Significant differences were found in two taxa, Bartonella and Lactobacillus, which were less abundant in propolis-rich bees. At the same time, Bartonella and Lactobacillus were more abundant in propolis-rich than propolis-poor bees.
These findings provide some insight to how propolis can disrupt honeybee gut homeostasis. Future work will further characterize the impact propolis has on pathogens and honey bee colony health.

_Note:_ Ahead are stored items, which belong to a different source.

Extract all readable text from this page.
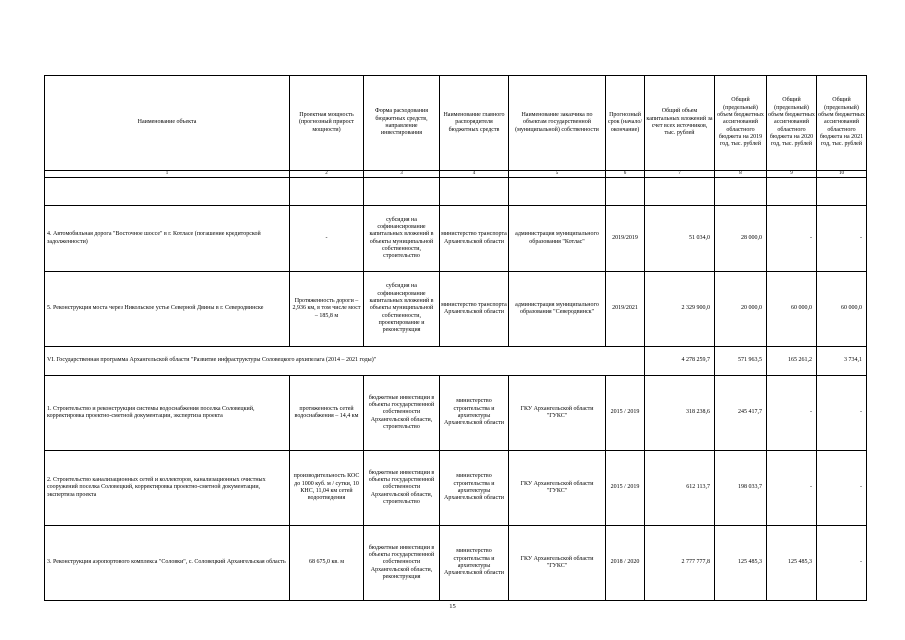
Наименование объекта	Проектная мощность (прогнозный прирост мощности)	Форма расходования бюджетных средств, направление инвестирования	Наименование главного распорядителя бюджетных средств	Наименование заказчика по объектам государственной (муниципальной) собственности	Прогнозный срок (начало/окончание)	Общий объем капитальных вложений за счет всех источников, тыс. рублей	Общий (предельный) объем бюджетных ассигнований областного бюджета на 2019 год, тыс. рублей	Общий (предельный) объем бюджетных ассигнований областного бюджета на 2020 год, тыс. рублей	Общий (предельный) объем бюджетных ассигнований областного бюджета на 2021 год, тыс. рублей
1	2	3	4	5	6	7	8	9	10

4. Автомобильная дорога "Восточное шоссе" в г. Котласе (погашение кредиторской задолженности)	-	субсидия на софинансирование капитальных вложений в объекты муниципальной собственности, строительство	министерство транспорта Архангельской области	администрация муниципального образования "Котлас"	2019/2019	51 034,0	28 000,0	-	-
5. Реконструкция моста через Никольское устье Северной Двины в г. Северодвинске	Протяженность дороги – 2,936 км, в том числе мост – 185,8 м	субсидия на софинансирование капитальных вложений в объекты муниципальной собственности, проектирование и реконструкция	министерство транспорта Архангельской области	администрация муниципального образования "Северодвинск"	2019/2021	2 329 900,0	20 000,0	60 000,0	60 000,0
VI. Государственная программа Архангельской области "Развитие инфраструктуры Соловецкого архипелага (2014 – 2021 годы)"						4 278 259,7	571 963,5	165 261,2	3 734,1
1. Строительство и реконструкция системы водоснабжения поселка Соловецкий, корректировка проектно-сметной документации, экспертиза проекта	протяженность сетей водоснабжения – 14,4 км	бюджетные инвестиции в объекты государственной собственности Архангельской области, строительство	министерство строительства и архитектуры Архангельской области	ГКУ Архангельской области "ГУКС"	2015 / 2019	318 238,6	245 417,7	-	-
2. Строительство канализационных сетей и коллекторов, канализационных очистных сооружений поселка Соловецкий, корректировка проектно-сметной документации, экспертиза проекта	производительность КОС до 1000 куб. м / сутки, 10 КНС, 11,04 км сетей водоотведения	бюджетные инвестиции в объекты государственной собственности Архангельской области, строительство	министерство строительства и архитектуры Архангельской области	ГКУ Архангельской области "ГУКС"	2015 / 2019	612 113,7	198 033,7	-	-
3. Реконструкция аэропортового комплекса "Соловки", с. Соловецкий Архангельская область	68 675,0 кв. м	бюджетные инвестиции в объекты государственной собственности Архангельской области, реконструкция	министерство строительства и архитектуры Архангельской области	ГКУ Архангельской области "ГУКС"	2018 / 2020	2 777 777,8	125 485,3	125 485,3	-
15
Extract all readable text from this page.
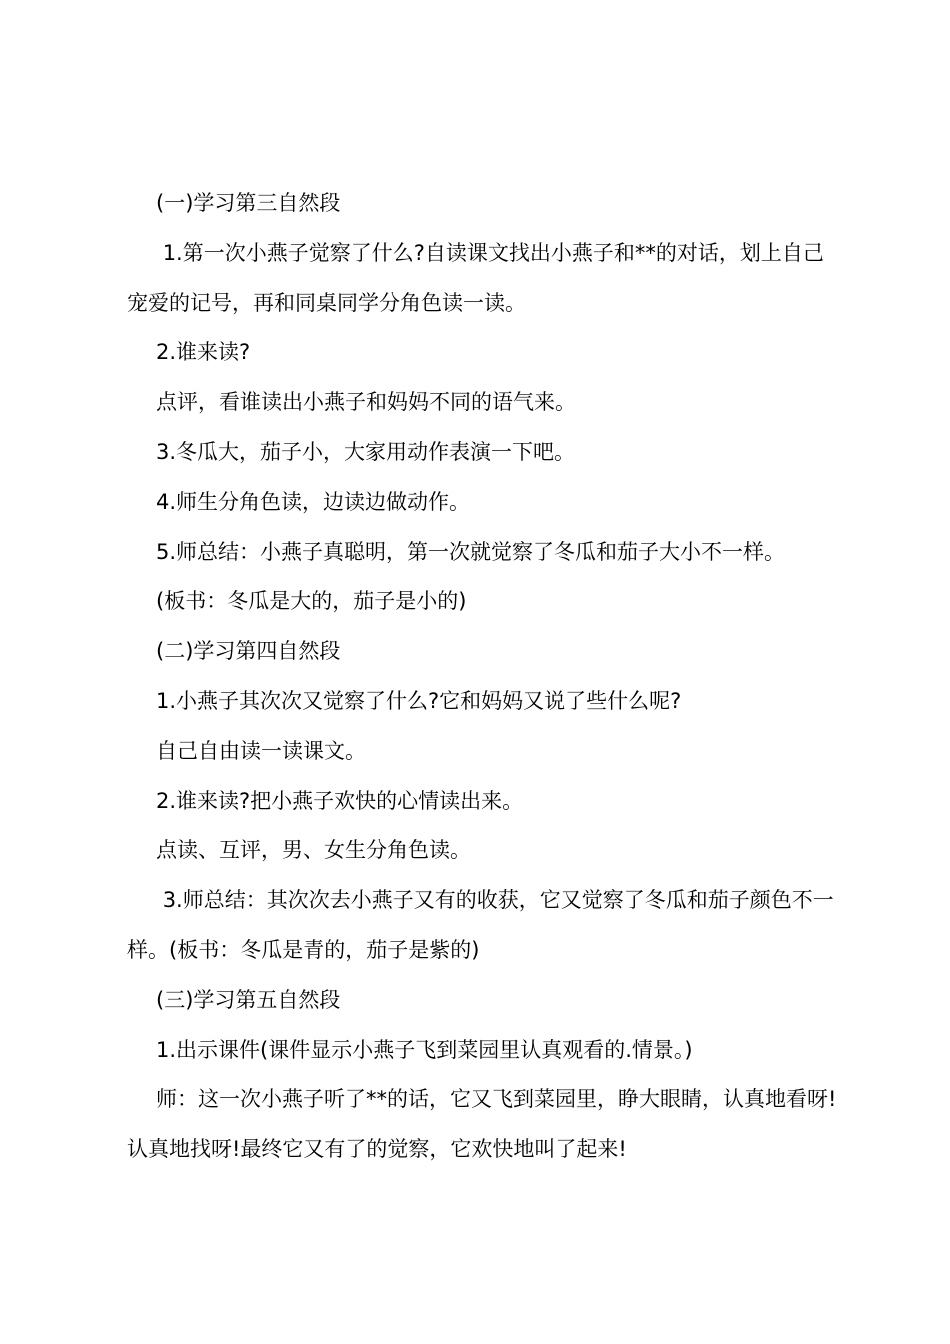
(一)学习第三自然段

1.第一次小燕子觉察了什么?自读课文找出小燕子和**的对话，划上自己宠爱的记号，再和同桌同学分角色读一读。

2.谁来读?

点评，看谁读出小燕子和妈妈不同的语气来。

3.冬瓜大，茄子小，大家用动作表演一下吧。

4.师生分角色读，边读边做动作。

5.师总结：小燕子真聪明，第一次就觉察了冬瓜和茄子大小不一样。

(板书：冬瓜是大的，茄子是小的)

(二)学习第四自然段

1.小燕子其次次又觉察了什么?它和妈妈又说了些什么呢?

自己自由读一读课文。

2.谁来读?把小燕子欢快的心情读出来。

点读、互评，男、女生分角色读。

3.师总结：其次次去小燕子又有的收获，它又觉察了冬瓜和茄子颜色不一样。(板书：冬瓜是青的，茄子是紫的)

(三)学习第五自然段

1.出示课件(课件显示小燕子飞到菜园里认真观看的.情景。)

师：这一次小燕子听了**的话，它又飞到菜园里，睁大眼睛，认真地看呀!认真地找呀!最终它又有了的觉察，它欢快地叫了起来!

Digging deeper into the role of gut bacteria metabolites in bee nutrition
The role of gut bacteria in pollen fermentation is not well understood. Gut bacteria produce nutrition molecules called organic acids (OAs), also known as short-chain fatty acids (SCFA’s) when they ferment various components of host diets.
Experimental Setup
N: 16-19 cages; 3 groups; 65 bees/cage
Location: Tucson, Arizona, USA
Methods: Newly emerged bees from 12 healthy colonies were put into cages and fed (1) sucrose only; (2) polyfloral pollen and sucrose; (3) sucrose and organic acid sodium salts (acetate, lactate, butyrate, formate, succinate). Bees from experiment were dissected and molecular analysis of bacterial abundance, fermentative enzyme expression, and honeybee enteroendocrine signaling genes was analyzed using molecular methods.
Results: The study detected hundreds of millions of gut bacteria associated with anterior rectum. Lack of pollen in bee’s diet lead to significantly reduced bacterial abundance in the anterior rectum, and decrease in the fermentative enzymes the bacteria normally express.
A major finding of this study is that the pollen restriction reduces gut bacteria, and therefore organic acids (OAs) acetate and lactate production. It confirms that undigested pollen is indeed a microbiota growth substrate and a source of bacterial fermentation products and metabolites that feed the bees.
OA’s can modulate enteroendocrine signaling of the host. Accordingly, transcript expression of enteroendocrine signaling genes was influenced by the diet. Interestingly, feeding OAs to pollen starved bees can re-normalize their energy metabolism. These metabolites are produced by gut bacteria from pollen. Understandably, OA feeding did not improve gut bacteria abundance in pollen-starved bees.